Elsewhere, a private survey today showed that the construction sector contracted sharply at the start of the third quarter, led by a notable decline in residential building activity.
Manufacturing new orders advanced 7.0 percent on a monthly basis in June, faster than the revised 6.2 percent rise in May. The increase confounded economists’ forecast for a 1.5 percent fall.
However, excluding large-scale orders, new orders decreased 2.6 percent from the previous month.
On a yearly basis, manufacturing new orders increased 3.0 percent, reversing May’s 4.4 percent decrease.
Foreign orders posted a monthly growth of 13.5 percent in June.
Orders from the euro area surged 27.2 percent due to the strong demand in the aerospace industry, Destatis said.
Demand from non-euro area countries advanced 5.0 percent. Meanwhile, domestic orders decreased 2.0 percent.
New orders in the capital goods sector grew 9.9 percent. Orders in the intermediate and consumer goods sectors rose 2.0 percent and 7.7 percent, respectively.
Data showed that turnover in manufacturing decreased 1.6 percent on month, in contrast to the 3.4 percent rise in May.
The Purchasing Managers’ survey from S&P Global showed on Friday that the downturn in the construction sector deepened in July.
The HCOB construction Purchasing Managers’ Index, or PMI, fell to 41.0 from 41.4 in June. This was the lowest score since February 2021.

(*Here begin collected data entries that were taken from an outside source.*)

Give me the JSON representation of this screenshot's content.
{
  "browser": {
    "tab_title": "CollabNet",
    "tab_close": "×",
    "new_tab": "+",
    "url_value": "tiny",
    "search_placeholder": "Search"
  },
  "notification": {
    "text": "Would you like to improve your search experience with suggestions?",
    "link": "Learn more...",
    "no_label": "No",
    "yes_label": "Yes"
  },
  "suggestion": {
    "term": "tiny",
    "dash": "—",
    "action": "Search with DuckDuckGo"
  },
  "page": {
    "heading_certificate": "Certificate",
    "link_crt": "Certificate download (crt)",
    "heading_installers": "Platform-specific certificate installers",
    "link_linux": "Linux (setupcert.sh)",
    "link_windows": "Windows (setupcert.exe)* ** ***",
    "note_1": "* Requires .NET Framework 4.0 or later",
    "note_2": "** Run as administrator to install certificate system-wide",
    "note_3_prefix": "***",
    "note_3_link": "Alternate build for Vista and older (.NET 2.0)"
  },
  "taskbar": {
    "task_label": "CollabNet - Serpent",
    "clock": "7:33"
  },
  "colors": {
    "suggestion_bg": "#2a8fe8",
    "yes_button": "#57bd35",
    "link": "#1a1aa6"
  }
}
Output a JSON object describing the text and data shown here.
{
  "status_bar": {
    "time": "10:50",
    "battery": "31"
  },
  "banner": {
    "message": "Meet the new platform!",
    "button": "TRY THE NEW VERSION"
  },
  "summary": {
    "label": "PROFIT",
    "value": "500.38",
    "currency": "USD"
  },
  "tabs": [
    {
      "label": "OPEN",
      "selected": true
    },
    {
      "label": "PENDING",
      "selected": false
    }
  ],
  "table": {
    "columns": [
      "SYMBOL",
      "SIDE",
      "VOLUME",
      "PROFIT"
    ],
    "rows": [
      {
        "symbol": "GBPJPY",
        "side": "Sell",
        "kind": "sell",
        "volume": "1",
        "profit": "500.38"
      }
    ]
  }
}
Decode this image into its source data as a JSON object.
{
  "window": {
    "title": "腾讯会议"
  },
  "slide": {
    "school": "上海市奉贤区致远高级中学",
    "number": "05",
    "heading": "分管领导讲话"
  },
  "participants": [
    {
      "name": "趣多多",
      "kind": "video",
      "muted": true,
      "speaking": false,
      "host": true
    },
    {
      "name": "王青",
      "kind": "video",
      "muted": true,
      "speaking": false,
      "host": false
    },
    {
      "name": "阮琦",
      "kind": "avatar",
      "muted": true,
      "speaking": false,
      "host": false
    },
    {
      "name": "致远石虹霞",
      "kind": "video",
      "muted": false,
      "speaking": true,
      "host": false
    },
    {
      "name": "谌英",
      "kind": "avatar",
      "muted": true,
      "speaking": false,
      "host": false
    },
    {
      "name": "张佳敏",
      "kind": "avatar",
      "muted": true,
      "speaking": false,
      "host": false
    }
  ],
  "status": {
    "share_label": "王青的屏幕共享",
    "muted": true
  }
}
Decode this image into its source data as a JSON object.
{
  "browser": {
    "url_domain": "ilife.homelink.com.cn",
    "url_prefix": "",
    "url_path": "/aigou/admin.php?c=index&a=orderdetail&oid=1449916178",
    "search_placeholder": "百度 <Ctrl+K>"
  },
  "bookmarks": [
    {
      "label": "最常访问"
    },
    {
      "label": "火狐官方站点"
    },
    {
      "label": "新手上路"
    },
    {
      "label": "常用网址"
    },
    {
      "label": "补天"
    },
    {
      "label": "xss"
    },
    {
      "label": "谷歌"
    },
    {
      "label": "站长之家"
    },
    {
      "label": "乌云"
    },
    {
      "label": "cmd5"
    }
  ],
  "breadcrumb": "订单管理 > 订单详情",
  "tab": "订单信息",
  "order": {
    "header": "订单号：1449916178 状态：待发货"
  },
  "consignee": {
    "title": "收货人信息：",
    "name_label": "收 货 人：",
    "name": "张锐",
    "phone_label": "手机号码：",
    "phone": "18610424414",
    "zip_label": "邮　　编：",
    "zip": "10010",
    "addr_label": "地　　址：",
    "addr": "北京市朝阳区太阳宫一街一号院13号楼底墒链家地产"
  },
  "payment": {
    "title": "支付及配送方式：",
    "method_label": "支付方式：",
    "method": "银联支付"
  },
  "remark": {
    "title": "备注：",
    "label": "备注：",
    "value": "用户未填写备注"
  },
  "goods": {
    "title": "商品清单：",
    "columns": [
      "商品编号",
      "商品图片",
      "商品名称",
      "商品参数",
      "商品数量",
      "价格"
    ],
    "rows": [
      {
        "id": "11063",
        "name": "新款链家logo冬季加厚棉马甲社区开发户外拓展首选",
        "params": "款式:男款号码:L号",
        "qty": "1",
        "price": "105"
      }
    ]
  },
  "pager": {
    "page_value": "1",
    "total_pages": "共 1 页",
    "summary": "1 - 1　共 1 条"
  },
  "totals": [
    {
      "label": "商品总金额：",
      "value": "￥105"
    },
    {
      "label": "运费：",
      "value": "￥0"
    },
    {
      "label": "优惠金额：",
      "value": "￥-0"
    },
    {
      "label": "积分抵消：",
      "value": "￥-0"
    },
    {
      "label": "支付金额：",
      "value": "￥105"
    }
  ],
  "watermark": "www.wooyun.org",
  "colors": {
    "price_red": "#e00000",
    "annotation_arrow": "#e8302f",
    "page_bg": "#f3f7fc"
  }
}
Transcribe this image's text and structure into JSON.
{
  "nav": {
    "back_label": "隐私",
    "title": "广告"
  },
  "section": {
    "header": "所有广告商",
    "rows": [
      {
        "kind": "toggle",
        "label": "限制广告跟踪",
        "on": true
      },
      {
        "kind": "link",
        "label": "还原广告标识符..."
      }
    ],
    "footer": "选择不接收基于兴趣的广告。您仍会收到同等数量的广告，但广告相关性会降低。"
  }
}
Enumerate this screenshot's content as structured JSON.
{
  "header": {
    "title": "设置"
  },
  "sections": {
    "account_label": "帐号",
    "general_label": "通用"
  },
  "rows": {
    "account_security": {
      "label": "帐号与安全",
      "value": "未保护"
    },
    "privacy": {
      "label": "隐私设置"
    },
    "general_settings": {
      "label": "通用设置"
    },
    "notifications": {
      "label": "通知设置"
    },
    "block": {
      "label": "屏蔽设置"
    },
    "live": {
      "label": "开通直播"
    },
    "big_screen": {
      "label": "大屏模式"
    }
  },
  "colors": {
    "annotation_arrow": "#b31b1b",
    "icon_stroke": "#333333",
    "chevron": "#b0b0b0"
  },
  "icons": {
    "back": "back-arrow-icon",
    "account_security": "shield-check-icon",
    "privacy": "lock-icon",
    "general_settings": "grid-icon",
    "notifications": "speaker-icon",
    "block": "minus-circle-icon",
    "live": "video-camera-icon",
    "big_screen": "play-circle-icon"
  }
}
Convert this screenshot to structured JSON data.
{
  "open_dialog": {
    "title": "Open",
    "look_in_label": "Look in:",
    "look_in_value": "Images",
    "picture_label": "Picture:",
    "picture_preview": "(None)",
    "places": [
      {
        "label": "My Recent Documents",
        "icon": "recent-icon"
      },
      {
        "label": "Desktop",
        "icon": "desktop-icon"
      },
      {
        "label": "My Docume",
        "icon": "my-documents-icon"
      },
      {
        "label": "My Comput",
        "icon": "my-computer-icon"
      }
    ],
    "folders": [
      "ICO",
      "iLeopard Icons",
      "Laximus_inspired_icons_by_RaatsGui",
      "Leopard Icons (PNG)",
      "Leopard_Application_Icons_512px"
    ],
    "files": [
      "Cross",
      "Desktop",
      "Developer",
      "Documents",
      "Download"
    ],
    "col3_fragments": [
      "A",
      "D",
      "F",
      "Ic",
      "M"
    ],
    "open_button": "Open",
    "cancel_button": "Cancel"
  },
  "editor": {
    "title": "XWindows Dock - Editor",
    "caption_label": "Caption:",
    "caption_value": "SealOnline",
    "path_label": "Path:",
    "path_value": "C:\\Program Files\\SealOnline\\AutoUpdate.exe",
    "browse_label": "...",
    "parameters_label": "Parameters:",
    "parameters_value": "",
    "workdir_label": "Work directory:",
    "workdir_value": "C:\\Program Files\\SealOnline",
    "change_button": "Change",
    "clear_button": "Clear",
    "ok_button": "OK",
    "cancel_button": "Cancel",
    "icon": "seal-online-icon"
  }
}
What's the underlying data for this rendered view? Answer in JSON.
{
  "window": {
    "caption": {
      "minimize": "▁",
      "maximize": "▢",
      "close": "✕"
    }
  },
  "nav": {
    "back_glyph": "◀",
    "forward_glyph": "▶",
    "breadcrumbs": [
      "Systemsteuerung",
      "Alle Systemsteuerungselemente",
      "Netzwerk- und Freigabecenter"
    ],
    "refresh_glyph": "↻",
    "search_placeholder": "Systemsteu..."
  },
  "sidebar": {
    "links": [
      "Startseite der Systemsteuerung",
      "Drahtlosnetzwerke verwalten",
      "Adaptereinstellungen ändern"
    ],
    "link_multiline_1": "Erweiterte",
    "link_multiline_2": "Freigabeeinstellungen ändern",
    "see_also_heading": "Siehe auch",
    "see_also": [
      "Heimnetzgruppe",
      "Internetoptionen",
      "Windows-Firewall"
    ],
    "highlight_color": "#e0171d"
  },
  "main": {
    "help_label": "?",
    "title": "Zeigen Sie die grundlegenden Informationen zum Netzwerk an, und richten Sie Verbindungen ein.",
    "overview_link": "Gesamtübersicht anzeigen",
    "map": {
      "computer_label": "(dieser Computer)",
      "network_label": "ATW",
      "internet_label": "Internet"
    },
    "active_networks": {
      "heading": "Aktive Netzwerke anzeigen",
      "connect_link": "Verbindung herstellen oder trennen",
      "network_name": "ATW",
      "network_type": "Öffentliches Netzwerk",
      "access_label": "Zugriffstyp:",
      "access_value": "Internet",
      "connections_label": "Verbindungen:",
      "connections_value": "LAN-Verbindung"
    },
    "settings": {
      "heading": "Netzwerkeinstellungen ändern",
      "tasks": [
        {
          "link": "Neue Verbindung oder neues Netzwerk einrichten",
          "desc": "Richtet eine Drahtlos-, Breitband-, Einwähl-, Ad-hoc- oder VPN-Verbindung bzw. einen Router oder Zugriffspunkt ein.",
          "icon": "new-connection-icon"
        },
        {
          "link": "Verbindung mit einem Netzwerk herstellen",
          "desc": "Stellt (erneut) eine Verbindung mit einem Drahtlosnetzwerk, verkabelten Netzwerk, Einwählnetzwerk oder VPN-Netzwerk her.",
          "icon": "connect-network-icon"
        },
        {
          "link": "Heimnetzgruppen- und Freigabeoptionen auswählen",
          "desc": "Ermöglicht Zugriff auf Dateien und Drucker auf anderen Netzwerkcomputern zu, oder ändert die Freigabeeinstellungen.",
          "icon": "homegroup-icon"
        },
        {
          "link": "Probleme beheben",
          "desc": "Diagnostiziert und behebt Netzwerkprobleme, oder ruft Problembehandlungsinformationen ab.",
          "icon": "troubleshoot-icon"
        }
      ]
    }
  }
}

All three broad construction categories posted reduction in activity.
Housing activity registered the steepest fall since February 2010. Also, work on commercial building projects decreased at the quickest pace in 2023 so far. Meanwhile, civil engineering work fell at the slowest pace in five months.
“The German construction sector is in a tough spot right now,” Norman Liebke, an economist at Hamburg Commercial Bank, said.
Recent survey results as well as economic indicators suggested that the economy is going through a tough time.
In the latest World Economic Outlook, the International Monetary Fund projected the German economy to shrink 0.3 percent this year before rebounding 1.3 percent in 2024.